Of course, a single post embedded in acrylic or MDF does not exactly constitute a rigid connection, so the post is supported by an almost 3"-tall shaft machined into a large, massive, flat-bottomed hunk of stainless steel that serves as arm base, damping-fluid reservoir, and cueing-lever support. The sizable flat contact area between the Immedia RPM-2's bearing/base assembly and the armboard or plinth creates a rigid mechanical interface.
The base and brass post are snugged down onto the mounting surface by a brass nut, which fits over the post and tightens down onto the top surface of the base shaft. Since the top of the brass post is fitted with the bearing cup, before securing the assembly with the nut, you are instructed to line up the bearing surface with the top of the platter using a straight edge: Just screw the post up or down until it is precisely lined up, then tighten the nut with the flat wrench included with the RPM-2.
A call to arm
The arm assembly consists of a headshell, main armtube, and outer armtube set into a heavy, cylindrical housing machined from solid stainless steel, and radically flared at the bottom for added weight and stability. A decoupled counterweight shaft set below the pivot point protrudes from the rear. The arm's effective length from pivot point to stylus tip is 254mm, or 10".
Installing the arm atop the bearing post is complicated somewhat by the Discovery wiring harness—one continuous length running from the cartridge pins to the RCA plugs. The wires run the inside length of the armtube, exiting a hole drilled into the top of the stainless-steel pivot assembly. From there they continue unshielded for another 4" or so, finally terminating in a rubber/metal junction followed by a 3' shielded run ending in the RCA plugs.
Because the shielded section is heavy and stiff, and there is no immediate strain relief for the exposed unshielded section, failure to exercise care here can result in serious damage to the wiring harness. Placing the arm atop the bearing post and aligning the male and female parts is easy. The hard part is doing so while controlling the shielded wire, which wants to explode out of your hand and sever its connection with the arm.
Of course, there is strain relief, both to keep the wire in one piece and to form the loops necessary for unimpeded arm movement. The tubular rubber/metal junction sections of the harness fit under cutouts in a neatly devised clamp fitted to the left-hand back corner of the base, which tightens via a hex-head screw. Once secured, the screw can be slightly loosened so you can untwist the loops and optimize their arcs. Then you'd better remember to tighten the sucker down again!

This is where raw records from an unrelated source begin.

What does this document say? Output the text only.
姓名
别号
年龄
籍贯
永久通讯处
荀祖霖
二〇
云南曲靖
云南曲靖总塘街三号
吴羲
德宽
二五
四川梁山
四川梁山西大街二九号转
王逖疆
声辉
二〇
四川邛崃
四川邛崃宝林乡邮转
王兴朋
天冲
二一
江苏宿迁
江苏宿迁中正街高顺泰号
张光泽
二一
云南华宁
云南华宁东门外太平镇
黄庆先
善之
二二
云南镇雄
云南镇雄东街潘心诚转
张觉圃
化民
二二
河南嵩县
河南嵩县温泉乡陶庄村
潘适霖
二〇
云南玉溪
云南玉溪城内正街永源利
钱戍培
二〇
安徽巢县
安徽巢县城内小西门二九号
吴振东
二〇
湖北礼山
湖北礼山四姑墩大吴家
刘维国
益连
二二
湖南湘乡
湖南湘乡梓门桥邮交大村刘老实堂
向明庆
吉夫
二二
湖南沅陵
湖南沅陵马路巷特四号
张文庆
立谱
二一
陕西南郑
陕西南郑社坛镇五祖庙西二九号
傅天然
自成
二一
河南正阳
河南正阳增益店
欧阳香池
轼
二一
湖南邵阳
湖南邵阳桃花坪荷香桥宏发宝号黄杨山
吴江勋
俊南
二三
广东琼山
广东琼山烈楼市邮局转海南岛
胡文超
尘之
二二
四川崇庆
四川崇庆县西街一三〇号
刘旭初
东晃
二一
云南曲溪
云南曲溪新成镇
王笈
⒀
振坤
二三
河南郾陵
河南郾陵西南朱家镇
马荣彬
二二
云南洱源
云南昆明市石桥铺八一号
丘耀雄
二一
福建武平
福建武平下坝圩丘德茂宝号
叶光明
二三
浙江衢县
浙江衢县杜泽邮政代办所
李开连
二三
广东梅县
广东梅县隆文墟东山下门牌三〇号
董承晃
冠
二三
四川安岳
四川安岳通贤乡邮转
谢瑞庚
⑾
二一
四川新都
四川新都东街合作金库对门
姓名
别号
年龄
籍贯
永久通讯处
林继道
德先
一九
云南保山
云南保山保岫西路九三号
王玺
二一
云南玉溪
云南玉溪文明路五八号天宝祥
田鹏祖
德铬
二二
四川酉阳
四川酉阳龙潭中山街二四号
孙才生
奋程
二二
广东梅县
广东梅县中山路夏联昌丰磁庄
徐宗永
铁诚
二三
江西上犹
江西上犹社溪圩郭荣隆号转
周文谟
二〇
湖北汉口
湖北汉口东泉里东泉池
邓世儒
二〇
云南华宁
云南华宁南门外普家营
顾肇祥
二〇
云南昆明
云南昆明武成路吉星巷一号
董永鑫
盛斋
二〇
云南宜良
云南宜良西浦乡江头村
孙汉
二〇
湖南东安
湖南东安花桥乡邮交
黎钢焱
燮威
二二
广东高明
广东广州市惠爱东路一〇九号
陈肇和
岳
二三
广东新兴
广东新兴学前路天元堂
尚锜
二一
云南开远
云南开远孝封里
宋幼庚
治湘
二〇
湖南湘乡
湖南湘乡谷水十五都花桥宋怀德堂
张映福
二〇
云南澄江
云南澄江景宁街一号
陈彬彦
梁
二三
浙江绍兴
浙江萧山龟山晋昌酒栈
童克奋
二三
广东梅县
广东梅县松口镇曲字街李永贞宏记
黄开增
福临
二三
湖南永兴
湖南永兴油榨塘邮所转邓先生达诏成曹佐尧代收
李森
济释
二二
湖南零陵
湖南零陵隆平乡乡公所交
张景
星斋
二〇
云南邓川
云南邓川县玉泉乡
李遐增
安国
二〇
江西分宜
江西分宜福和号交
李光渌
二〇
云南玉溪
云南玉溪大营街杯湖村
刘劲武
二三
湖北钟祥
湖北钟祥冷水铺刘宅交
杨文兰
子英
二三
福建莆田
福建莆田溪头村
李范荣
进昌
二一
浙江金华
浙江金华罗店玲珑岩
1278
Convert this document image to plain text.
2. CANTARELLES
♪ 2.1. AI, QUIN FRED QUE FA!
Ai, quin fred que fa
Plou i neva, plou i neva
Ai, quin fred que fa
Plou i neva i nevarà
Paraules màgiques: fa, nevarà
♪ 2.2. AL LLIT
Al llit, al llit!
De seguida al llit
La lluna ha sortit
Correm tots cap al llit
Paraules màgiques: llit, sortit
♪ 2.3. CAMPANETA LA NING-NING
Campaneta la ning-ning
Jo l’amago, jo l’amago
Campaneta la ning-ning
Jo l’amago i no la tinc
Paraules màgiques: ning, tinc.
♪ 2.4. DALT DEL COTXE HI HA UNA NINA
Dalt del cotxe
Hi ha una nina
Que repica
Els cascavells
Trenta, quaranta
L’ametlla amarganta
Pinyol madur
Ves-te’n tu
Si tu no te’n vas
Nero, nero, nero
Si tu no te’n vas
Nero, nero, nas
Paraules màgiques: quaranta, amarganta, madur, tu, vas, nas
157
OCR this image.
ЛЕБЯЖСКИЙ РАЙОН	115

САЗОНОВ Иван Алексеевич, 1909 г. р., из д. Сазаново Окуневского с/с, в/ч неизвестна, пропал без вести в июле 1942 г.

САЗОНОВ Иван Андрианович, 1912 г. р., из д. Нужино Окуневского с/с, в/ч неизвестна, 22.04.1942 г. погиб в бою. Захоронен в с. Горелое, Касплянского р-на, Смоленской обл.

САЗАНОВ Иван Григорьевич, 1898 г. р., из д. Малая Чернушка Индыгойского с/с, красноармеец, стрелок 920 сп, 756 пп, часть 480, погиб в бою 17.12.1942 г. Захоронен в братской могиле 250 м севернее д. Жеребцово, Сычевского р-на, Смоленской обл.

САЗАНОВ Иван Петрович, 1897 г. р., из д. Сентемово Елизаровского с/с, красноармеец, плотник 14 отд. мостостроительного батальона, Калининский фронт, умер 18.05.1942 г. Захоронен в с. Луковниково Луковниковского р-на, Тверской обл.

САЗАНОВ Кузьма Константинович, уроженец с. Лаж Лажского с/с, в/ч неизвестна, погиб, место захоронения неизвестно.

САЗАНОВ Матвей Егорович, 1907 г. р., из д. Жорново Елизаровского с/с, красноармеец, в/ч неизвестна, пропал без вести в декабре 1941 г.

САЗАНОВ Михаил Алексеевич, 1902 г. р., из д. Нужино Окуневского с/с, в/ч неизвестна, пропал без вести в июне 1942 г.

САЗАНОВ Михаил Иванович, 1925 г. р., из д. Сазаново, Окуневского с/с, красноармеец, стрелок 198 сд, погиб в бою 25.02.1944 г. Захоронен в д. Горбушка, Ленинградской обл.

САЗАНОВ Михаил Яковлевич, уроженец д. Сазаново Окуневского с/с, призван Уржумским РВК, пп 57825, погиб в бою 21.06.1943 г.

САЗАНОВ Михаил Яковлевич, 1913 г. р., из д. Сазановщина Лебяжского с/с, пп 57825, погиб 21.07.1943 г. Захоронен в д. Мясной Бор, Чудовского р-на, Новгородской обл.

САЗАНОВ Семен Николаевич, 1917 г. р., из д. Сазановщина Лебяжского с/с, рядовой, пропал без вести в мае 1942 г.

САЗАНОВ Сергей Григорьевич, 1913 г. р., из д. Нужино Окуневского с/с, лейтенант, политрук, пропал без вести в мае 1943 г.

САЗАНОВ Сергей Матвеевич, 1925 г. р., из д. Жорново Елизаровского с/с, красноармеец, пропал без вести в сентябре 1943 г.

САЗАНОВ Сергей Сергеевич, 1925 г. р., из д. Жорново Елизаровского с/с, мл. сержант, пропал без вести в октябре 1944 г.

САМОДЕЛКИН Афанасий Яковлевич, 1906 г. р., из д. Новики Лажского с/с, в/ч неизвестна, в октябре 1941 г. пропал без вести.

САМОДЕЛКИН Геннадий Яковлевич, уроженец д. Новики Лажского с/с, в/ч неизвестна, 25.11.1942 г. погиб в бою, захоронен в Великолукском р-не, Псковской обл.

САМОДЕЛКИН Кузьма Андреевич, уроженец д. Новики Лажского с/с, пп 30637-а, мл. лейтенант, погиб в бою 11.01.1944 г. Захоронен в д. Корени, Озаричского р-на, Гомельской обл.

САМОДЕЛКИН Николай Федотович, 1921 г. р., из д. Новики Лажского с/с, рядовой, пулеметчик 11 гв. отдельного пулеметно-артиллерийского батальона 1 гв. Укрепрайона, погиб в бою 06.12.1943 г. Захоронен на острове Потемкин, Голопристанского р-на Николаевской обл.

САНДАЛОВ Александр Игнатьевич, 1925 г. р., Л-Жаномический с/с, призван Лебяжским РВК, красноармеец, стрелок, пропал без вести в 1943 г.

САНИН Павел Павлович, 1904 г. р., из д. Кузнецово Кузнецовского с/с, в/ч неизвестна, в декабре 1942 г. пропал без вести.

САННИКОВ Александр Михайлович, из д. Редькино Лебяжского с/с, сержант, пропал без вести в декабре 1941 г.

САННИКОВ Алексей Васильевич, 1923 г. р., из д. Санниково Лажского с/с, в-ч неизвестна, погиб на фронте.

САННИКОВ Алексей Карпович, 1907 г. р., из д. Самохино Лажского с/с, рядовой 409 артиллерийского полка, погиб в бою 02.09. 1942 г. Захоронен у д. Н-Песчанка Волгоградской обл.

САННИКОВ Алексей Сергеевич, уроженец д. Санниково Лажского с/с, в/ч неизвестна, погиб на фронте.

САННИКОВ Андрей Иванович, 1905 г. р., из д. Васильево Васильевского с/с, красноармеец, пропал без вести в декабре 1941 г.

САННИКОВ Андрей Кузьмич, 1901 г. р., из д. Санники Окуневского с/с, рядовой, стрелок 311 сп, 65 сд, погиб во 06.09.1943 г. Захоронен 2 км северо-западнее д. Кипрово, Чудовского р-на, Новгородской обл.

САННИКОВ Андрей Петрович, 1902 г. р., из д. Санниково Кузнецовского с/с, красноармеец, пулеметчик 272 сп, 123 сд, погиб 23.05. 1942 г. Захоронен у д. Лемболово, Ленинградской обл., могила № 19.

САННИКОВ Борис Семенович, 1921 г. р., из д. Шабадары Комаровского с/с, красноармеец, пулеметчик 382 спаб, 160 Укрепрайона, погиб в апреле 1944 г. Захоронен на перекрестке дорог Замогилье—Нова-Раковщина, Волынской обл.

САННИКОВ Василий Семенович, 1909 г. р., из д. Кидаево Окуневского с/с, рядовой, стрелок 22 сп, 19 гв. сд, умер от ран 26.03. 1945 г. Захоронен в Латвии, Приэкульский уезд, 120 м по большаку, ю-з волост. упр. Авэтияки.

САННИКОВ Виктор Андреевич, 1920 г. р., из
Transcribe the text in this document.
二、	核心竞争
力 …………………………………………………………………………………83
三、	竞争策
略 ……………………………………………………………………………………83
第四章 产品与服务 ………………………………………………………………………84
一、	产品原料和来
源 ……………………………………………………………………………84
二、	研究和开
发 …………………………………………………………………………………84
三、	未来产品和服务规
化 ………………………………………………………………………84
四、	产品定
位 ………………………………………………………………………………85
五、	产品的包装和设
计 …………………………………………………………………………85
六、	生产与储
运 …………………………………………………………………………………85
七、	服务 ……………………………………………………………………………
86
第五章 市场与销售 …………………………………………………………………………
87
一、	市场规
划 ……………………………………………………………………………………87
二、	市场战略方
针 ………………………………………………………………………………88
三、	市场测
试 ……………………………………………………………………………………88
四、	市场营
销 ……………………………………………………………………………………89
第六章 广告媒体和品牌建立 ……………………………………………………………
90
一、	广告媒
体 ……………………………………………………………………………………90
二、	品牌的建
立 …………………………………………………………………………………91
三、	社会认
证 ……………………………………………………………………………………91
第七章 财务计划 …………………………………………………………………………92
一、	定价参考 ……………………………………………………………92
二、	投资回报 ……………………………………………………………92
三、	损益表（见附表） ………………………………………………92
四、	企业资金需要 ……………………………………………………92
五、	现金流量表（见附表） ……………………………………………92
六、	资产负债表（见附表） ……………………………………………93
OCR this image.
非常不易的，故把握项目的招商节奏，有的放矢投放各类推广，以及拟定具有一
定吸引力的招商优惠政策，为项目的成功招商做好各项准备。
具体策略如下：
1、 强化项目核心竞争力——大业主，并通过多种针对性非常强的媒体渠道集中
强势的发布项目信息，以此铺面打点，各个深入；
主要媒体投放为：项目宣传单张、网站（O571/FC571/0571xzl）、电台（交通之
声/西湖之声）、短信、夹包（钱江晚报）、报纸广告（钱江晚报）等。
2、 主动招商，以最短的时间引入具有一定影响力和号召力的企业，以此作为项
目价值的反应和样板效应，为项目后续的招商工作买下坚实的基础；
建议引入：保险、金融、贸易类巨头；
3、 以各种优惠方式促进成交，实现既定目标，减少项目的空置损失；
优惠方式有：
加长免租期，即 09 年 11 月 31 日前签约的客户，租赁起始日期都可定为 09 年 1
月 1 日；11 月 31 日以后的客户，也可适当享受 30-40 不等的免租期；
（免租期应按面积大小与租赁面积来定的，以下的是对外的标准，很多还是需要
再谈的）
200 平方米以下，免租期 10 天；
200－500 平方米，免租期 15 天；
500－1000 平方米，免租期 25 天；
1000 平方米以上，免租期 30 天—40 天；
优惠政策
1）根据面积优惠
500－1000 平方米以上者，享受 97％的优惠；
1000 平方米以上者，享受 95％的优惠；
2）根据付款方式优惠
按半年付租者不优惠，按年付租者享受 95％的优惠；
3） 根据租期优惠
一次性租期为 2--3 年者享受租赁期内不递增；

At this point the assemblage of parts finally begins to look like a functioning tonearm. The stainless-steel headshell, neatly machined to reduce mass, is press-fitted (footnote 1) and glued to the rigid armtube (aluminum under baked-on carbon-fiber weave) with a quick-setting (10 seconds), high-tech adhesive, which serves only to fill in minute air spaces between the press-fit pieces. The other end of the tube is press-fitted and glued into an outer aluminum tube, itself press-fitted and glued into the stainless-steel bearing housing. Note that, for added mechanical rigidity, the main armtube runs the entire length of the outer armtube—all the way to the center bearing.
Footnote 1: In this and other arms—such as VPI's JMW Memorial—"press-fit" refers to parts that have to be put in a mechanical press to be mated, so tight are the tolerances, not because some guy presses one part into the other with his hands!